The Hitchhiker's Guide to Dostoyevsky

The Hitchhiker's Guide to Dostoyevsky
AP Photo/Marco Ugarte

HIS NAME WAS DANIEL, he told me, eventually. He'd found me stumbling down the highway near the Hungarian-Croatian border on a sweltering day. I still had a vague hope of getting to Budapest, but by that point I'd given up trying to catch a ride and was seriously dehydrated. Seeing a two-liter bottle peeking out from the roadside grass, I'd run across two lanes to have a look. As I unscrewed the cap, the vapor of heated urine rose up and I fumbled the bottle back to where I'd found it. I kept walking, not holding my thumb up anymore, only trying to scout out a spot over the barrier where I could sleep. While I wasn't looking, Daniel's shiny new BMW pulled over in front of me and I bumped into it.

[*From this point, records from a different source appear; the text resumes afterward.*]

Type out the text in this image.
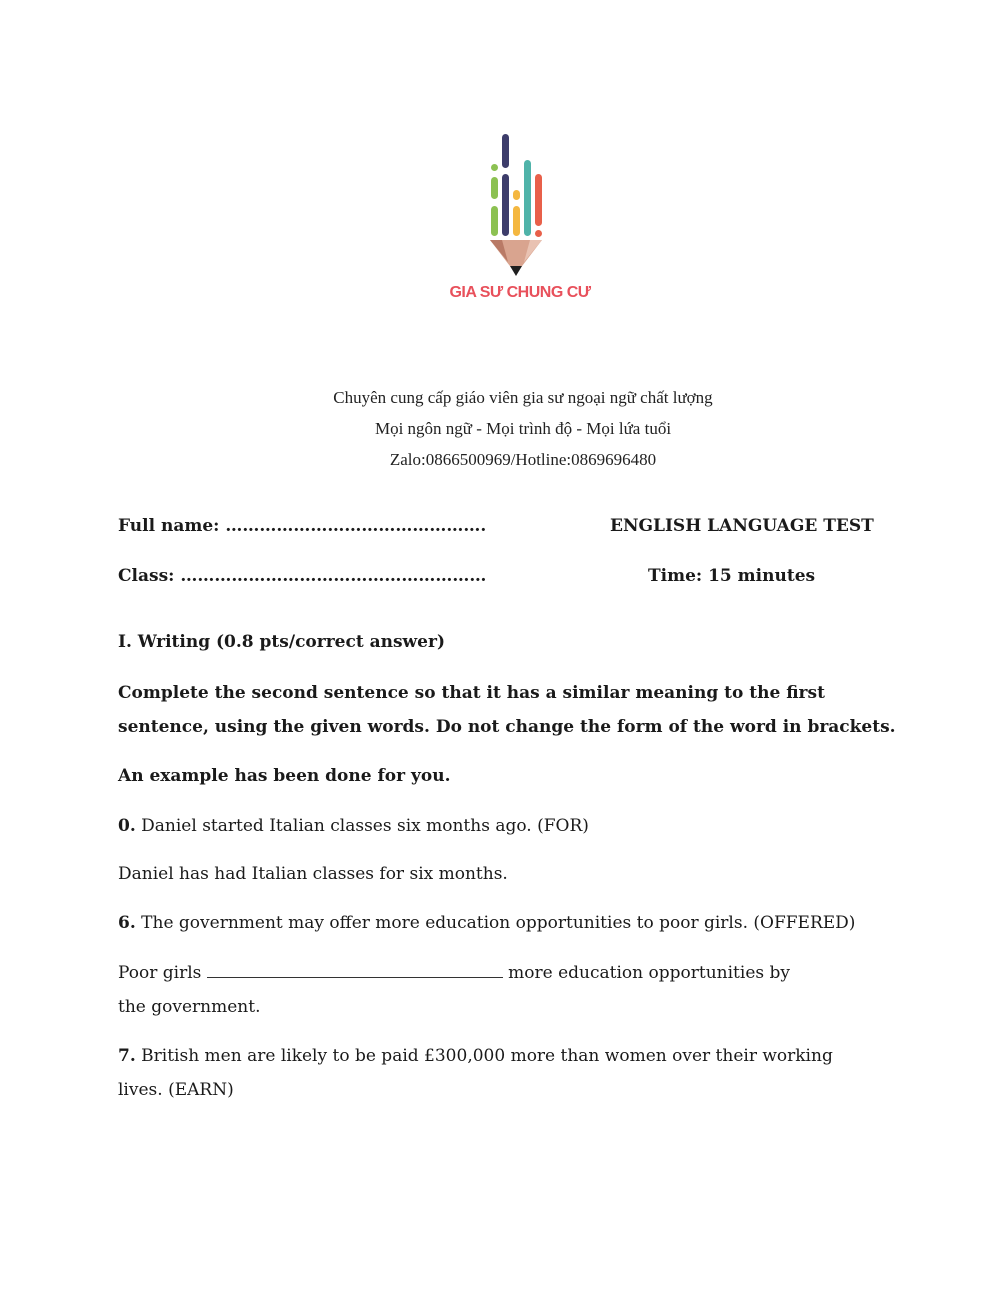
GIA SƯ CHUNG CƯ
Chuyên cung cấp giáo viên gia sư ngoại ngữ chất lượng
Mọi ngôn ngữ - Mọi trình độ - Mọi lứa tuổi
Zalo:0866500969/Hotline:0869696480
Full name: ……………………………………….	ENGLISH LANGUAGE TEST
Class: ………………………………………………	Time: 15 minutes
I. Writing (0.8 pts/correct answer)
Complete the second sentence so that it has a similar meaning to the first sentence, using the given words. Do not change the form of the word in brackets.
An example has been done for you.
0. Daniel started Italian classes six months ago. (FOR)
Daniel has had Italian classes for six months.
6. The government may offer more education opportunities to poor girls. (OFFERED)
Poor girls	more education opportunities by the government.
7. British men are likely to be paid £300,000 more than women over their working lives. (EARN)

The short, bald, muscular man inside, dripping with sweat, started swearing in French. He asked what the hell I thought I was doing. In my own stuttering French, I thanked him for stopping and asked where he was headed. He told me Romania. Running through the map in my head, I asked whether he could drop me off near Budapest. He said he would and handed me a bottle as I got in. I guzzled the water down, and we sped away.

When I caught my breath, I said he didn't sound like he was French. Speaking in a mix of stilted English and oddly accented French, he told me he was from Transylvania. He'd trained as an engineer, but there'd been no jobs, so he'd joined the French Foreign Legion. I asked whether it was true that they took on criminals sometimes. “Not if you are a fucking psychopath,” he said. “Not if you killed a bunch of people or burnt down a school. If you just robbed a bank, then maybe yes.”

He'd been a paratrooper in the Congo. He wouldn't tell me anything more. Instead, he told me about his trip, how he'd started in the south of France and had driven to where he'd picked me up, more than 700 miles, without stopping, except for gas. When I pressed him for stories about the Legion, he looked at me with genuine pain. “Do you want me to tell you how I watched my friends die for the first time? How I left them? No! About how it feels to take life? Non, bien sur.”